One of the reasons that premiums are lower in Maine, New Hampshire, and New York is that those states have initiated self-insured trusts. According to Lincoln, Vermont does not have enough loggers and log haulers purchasing workers’ compensation to realistically start a self-insured trust. The logging industry would need about $1.5 million in annual premiums to get this off the ground. As of right now, it has only 105 policy-owners in the state; since some companies own multiple policies, the number of individual businesses contributing is likely much lower than that. Other action points include implementing better logger-training efforts to make the industry safer, promoting the use of professional contractors in the industry, attracting a voluntary market carrier to Vermont to insure certified loggers and truckers, and exploring the idea of a multi-state pool.

The deeper Lincoln gets into all this, the deeper the hole seems to get. “I thought I was just going to go in and explain things to someone, and we’d fix the problem,” said Lincoln. “Most days now, I feel like a dog chasing my tail.” Like the national health insurance quagmire, it’s very hard to tease out the line between state mandate and insurance company control. “I get a lot of, ‘That makes perfect sense, but we don’t control that,’” said Lincoln.

Complicating things even more in Vermont is the high-profile campaign that was conducted in recent years to crack down on businesses that treat employees like independent contractors. (Employers must provide workers’ comp to employees, but not to independent contractors.) If a logging company hires an independent trucker to haul wood from a jobsite or an occasional freelance feller to work on a big job, there’s a chance the company is required to consider these contractors employees and pay workers’ comp following a legal precedent set in 2008. “I have to fight with the insurance company every year about this,” said Lincoln, pointing out the stark lines between his employees who show up for work every morning at seven and the welder he calls to his farm to fix a badly broken piece of equipment twice a year.

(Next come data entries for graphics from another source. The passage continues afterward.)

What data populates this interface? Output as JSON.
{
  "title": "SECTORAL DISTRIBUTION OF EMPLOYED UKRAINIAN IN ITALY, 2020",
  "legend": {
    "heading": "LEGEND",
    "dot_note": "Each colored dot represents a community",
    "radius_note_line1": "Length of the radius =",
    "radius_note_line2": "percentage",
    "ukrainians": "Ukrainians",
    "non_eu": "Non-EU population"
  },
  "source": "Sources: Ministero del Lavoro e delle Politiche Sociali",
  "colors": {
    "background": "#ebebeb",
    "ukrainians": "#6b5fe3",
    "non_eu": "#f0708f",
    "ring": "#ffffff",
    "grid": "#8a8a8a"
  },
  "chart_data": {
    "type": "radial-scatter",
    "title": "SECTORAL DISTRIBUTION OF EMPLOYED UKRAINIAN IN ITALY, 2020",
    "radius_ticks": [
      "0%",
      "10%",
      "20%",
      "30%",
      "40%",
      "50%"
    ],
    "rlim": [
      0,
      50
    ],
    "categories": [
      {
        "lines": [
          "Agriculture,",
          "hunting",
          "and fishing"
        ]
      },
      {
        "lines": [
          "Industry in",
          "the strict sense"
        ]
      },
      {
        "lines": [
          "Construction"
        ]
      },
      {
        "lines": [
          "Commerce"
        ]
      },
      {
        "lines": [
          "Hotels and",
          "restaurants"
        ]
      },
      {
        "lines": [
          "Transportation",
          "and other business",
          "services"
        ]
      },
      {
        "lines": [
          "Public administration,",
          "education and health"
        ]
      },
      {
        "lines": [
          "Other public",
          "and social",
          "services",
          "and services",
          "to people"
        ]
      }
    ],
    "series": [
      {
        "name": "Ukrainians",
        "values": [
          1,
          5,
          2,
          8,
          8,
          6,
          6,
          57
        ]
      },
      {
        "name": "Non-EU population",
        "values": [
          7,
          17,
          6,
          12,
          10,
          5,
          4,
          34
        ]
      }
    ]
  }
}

Lincoln made it clear that he has no problem with the idea of paying workers’ comp insurance for his employees – in fact, he wants a strong labor department that roots out legitimate misclassification and abuse, because people who are cheating the system are making his premiums higher. He said he just needs a rational policy that sees the difference between a worker and a freelancer, a policy that allows for the Yankee ingenuity that’s at the heart of the rural economy.

An effort to clarify the rules regarding who’s a worker and who’s an independent contractor will be taken up by the Legislature this session. And in early January, Lincoln was appointed deputy commissioner of Forests, Parks and Recreation by Vermont Governor Phil Scott. We’ll see if the appointment gives his efforts for reform a boost.

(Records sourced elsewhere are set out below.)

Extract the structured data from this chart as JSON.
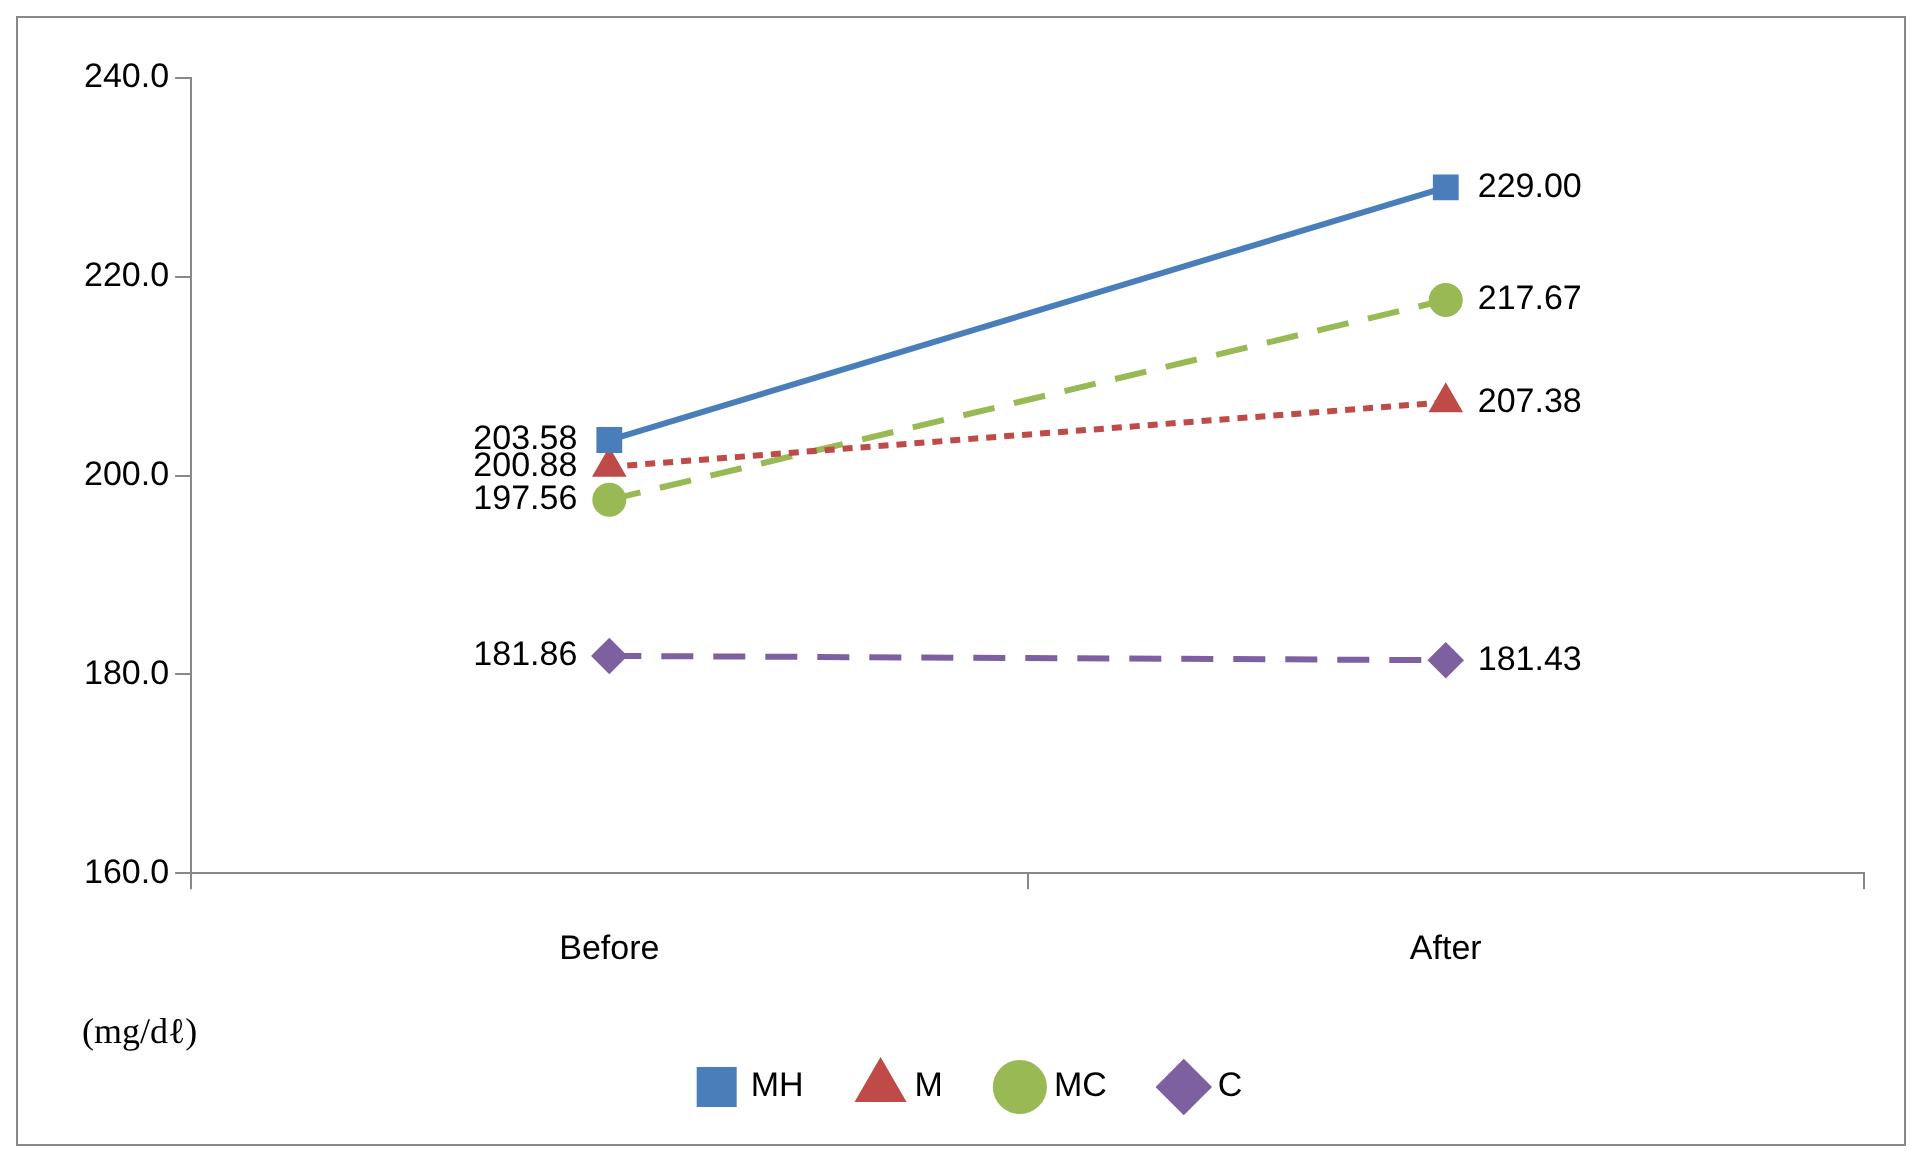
{
  "chart_data": {
    "type": "line",
    "categories": [
      "Before",
      "After"
    ],
    "ylabel": "(mg/dℓ)",
    "series": [
      {
        "name": "MH",
        "color": "#4a7ebb",
        "marker": "square",
        "line_style": "solid",
        "values": [
          203.58,
          229.0
        ],
        "value_labels": [
          "203.58",
          "229.00"
        ]
      },
      {
        "name": "M",
        "color": "#be4b48",
        "marker": "triangle",
        "line_style": "dotted",
        "values": [
          200.88,
          207.38
        ],
        "value_labels": [
          "200.88",
          "207.38"
        ]
      },
      {
        "name": "MC",
        "color": "#98b954",
        "marker": "circle",
        "line_style": "dashed",
        "values": [
          197.56,
          217.67
        ],
        "value_labels": [
          "197.56",
          "217.67"
        ]
      },
      {
        "name": "C",
        "color": "#7d60a0",
        "marker": "diamond",
        "line_style": "dashed",
        "values": [
          181.86,
          181.43
        ],
        "value_labels": [
          "181.86",
          "181.43"
        ]
      }
    ],
    "ylim": [
      160,
      240
    ],
    "yticks": [
      {
        "value": 160,
        "label": "160.0"
      },
      {
        "value": 180,
        "label": "180.0"
      },
      {
        "value": 200,
        "label": "200.0"
      },
      {
        "value": 220,
        "label": "220.0"
      },
      {
        "value": 240,
        "label": "240.0"
      }
    ],
    "grid": false,
    "legend": "bottom"
  }
}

For a glimpse at a future without reform, Vermonters can look to the struggles that loggers have endured in Massachusetts, another state with a logging workforce that’s too small to make a high-risk pool financially tenable. Greg Cox, program director for the Massachusetts Forest Alliance, worked on the issue in the 1990s and saw the effects first-hand.

“If the pool is big enough and claims are few, insurance works out OK,” said Cox. “But small pools with high rates will force employers to either eliminate employees or to organize to become exempt. Most logging operators in Massachusetts are now family-owned enterprises without outside employees, in part due to the workmen’s comp and independent contractor rules.” This limits growth in an industry that’s already in sharp decline.

Discussion *

Aug 24, 2017

So what is it that keeps us from forming a multi-state pool? I would think that a larger pool would also help states that already have their own.